B - FUNDAMENTAÇÃO DE DIREITO
A questão essencial a decidir consiste em saber se a prestação alimentar a fixar a cargo do FGADM pode e deve corresponder ao montante da prestação fixada por sentença para cada um dos menores ou se, in casu, se justifica uma redução da mesma no que respeita à menores e um incremento no que respeita ao menor.
Isto porque a prestação a que o progenitor se havia obrigado, relativamente à L e à M, era no montante de € 100/mês, cada uma;
E a prestação referente ao N era no montante de € 40/mês.
Assim, se a fixação de € 65/mês, a cargo do FGADM, representa uma diminuição do valor da prestação da L e da M, tendo em atenção a prestação fixada ao progenitor, já em relação ao menor N a fixação em € 65 representa um incremento, em relação àquela.
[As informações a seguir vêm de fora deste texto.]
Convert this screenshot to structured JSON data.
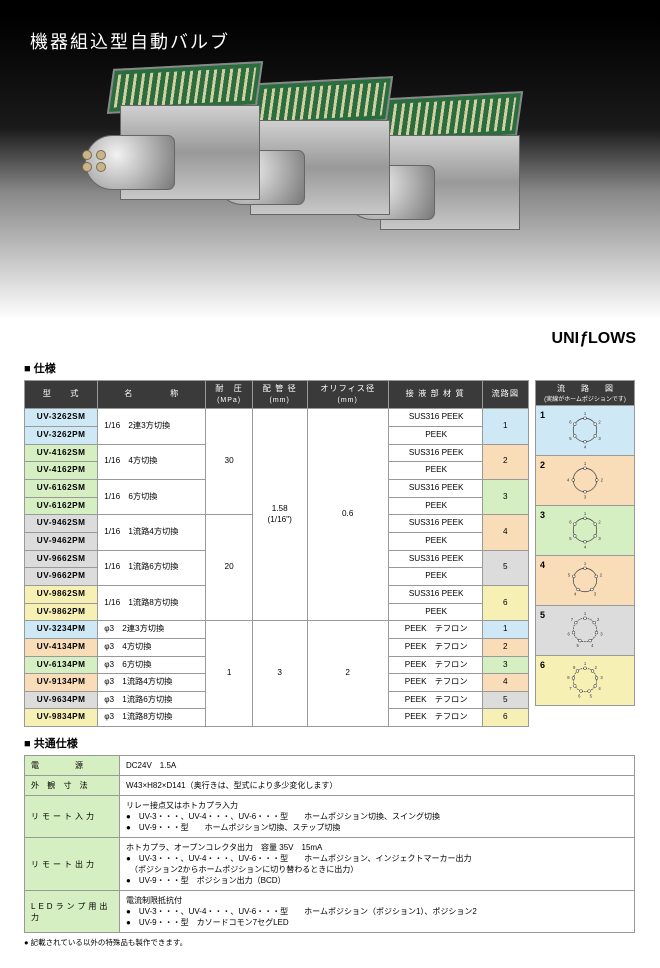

Trataremos separadamente as duas questões.
Na decisão recorrida justificou-se esse montante nos seguintes termos:
“(…)
Apurou-se que a situação do agregado familiar da requerente e dos menores, reúne as condições económicas para ser admitida a intervenção do FGADM.
No processo de regulação das responsabilidades parentais foi fixado que o requerido contribuiria com 100,00 euros mensais a título de pensão de alimentos para cada menor.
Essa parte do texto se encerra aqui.